Elle peut, quand les rôles sont redistribués. Ce qui m’importe d’affirmer, c’est qu’il faut réinjecter du père dans l’éducation, quelle que soit la personne qui se glisse dans ses bottes. Cela dit, je suis convaincu qu’on ne liquide pas la nature d’un revers de main: la fusion corporelle initiale avec le bébé est, pour la mère, une réalité puissante, qui l’amène à tendre vers un comportement protecteur.
Un enfant n’a rien à faire chez le psy, écrivez-vous. Encore une provocation?
Je suis sérieux. Aux parents qui me téléphonent pour leur enfant, je dis: «C’est vous que je veux voir, pas lui.» Je pense qu’il faut travailler non pas avec l’enfant, mais avec les adultes de référence qui l’entourent. Lorsqu’on envoie un enfant chez le psy, il ne nouera un lien avec le thérapeute que si ce dernier se fait son allié contre les autres adultes. Et ça, c’est une catastrophe: parents et éducateurs sont disqualifiés, l’éducatif se soumet au thérapeutique.
Dolto a fait tout faux, alors?
Au temps de Dolto, la psyrose n’existait pas. Elle et d’autres ont fait un travail formidable et nécessaire, notamment en instaurant la bienveillance face aux personnes souffrant de troubles psychiques. Mais aujourd’hui, la bienveillance a viré à la complaisance: le trouble donne des privilèges à celui qui souffre, la posture victimaire est encouragée. Et autour de l’enfant à problèmes, les adultes ne se sentent plus en droit de lui dire que sa souffrance ne lui donne pas le droit d’être infernal.
Vous, vous dites à la jeune fille anorexique: «Mange, sale gamine!» C’est votre méthode pour guérir les troubles de l’alimentation?
Ce n’est certainement pas une méthode miracle. Mais les parents d’anorexiques vivent un enfer, une agression, et ils ne se sentent plus en droit de le dire. «Mange, sale gamine!» c’est plus vivifiant que: «Tu es malade, ma pauvre.» On a complètement stérilisé le vocabulaire. Dire à un enfant qui a fait pipi au lit: «Tu souffres d’énurésie», c’est sans odeur: ça prive le symptôme de son lien avec l’âme.
Vous dites aussi qu’un psychothérapeute n’est pas plus efficace qu’un charlatan. Qu’attendez-vous pour changer de métier?
Il faut être modeste. Je crois être utile à certains patients, mais je suis bien obligé d’admettre que d’autres sont venus chez moi et n’en ont rien retiré, puis sont allés se faire imposer les mains et se sont sentis mieux.

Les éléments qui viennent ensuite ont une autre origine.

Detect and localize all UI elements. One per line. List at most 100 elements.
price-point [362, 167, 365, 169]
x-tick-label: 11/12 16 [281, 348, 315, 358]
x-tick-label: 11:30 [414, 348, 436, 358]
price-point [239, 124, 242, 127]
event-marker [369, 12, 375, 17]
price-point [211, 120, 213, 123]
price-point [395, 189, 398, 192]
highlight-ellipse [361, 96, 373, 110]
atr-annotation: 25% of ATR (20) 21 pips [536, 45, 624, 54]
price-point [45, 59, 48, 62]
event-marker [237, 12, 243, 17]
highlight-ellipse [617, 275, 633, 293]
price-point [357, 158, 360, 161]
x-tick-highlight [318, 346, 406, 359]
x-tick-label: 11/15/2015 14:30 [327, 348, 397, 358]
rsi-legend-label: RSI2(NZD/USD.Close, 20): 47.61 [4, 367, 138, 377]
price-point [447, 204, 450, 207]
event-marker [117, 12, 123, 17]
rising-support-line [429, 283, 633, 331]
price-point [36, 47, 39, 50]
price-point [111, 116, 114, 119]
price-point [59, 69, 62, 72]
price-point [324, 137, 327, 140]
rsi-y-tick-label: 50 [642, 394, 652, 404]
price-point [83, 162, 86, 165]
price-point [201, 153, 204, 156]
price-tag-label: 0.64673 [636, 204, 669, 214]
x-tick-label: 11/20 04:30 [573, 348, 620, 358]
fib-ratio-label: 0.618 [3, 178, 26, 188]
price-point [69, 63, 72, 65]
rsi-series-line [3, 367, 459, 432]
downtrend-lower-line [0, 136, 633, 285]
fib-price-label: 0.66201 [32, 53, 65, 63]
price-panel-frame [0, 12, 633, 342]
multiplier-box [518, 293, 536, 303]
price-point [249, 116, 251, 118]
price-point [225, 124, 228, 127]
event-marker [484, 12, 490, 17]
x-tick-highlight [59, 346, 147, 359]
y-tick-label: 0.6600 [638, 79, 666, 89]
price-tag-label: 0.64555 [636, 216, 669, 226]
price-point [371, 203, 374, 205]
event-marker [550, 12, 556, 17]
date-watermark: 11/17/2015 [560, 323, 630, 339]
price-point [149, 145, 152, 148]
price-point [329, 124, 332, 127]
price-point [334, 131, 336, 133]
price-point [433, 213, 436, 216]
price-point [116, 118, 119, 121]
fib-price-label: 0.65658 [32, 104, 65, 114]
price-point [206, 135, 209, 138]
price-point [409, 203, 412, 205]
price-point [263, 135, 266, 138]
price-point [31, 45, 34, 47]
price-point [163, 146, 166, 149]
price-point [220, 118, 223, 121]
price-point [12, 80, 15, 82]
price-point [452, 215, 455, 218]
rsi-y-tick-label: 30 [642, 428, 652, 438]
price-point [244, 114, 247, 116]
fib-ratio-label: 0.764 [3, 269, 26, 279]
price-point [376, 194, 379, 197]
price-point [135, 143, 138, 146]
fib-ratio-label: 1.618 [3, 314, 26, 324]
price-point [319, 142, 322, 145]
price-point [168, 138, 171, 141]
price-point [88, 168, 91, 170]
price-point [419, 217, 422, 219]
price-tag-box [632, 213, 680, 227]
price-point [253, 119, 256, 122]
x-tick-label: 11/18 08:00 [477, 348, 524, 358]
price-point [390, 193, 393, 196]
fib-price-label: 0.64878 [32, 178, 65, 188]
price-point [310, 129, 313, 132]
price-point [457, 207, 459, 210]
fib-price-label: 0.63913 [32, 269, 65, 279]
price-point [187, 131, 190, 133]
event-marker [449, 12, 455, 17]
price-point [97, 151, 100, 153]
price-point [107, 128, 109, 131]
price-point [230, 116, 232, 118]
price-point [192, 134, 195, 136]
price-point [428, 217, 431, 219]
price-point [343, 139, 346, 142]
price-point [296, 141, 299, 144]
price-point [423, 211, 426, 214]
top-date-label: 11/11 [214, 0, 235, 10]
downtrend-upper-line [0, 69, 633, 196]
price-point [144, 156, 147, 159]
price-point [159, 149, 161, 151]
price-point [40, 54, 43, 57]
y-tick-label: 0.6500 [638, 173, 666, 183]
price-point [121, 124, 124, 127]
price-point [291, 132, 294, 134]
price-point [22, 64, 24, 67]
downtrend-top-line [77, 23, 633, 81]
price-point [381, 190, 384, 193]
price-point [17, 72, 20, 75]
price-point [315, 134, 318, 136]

Ce qui marche ou non en thérapie reste un grand mystère, les discours triomphants basés sur des données soi-disant objectives n’y pourront rien. J’ai bon espoir d’aider mes patients à se libérer de la psyrose. Je crois que la thérapie doit être remise en question comme la religion l’a été. Je le dis en tant que croyant.
* «Névrose psy -
Les effets de la psychologisation sur les menatlités», Alain Valterio, Favre, 295 p.profil
Alain Valterio
Né en 1952 à Sion, il est licencié en psychologie et diplômé de l’Institut C. G. Jung de Zurich. Il exerce comme analyste en cabinet privé à Sion depuis trente ans et intervient comme superviseur en milieu éducatif. Il tient une chronique dans Coopération, ainsi qu’un blog sur les rêves, sur le site du journal. Il parle rêves aussi sur Radio Rhône une fois par mois (Ici et Maintenant).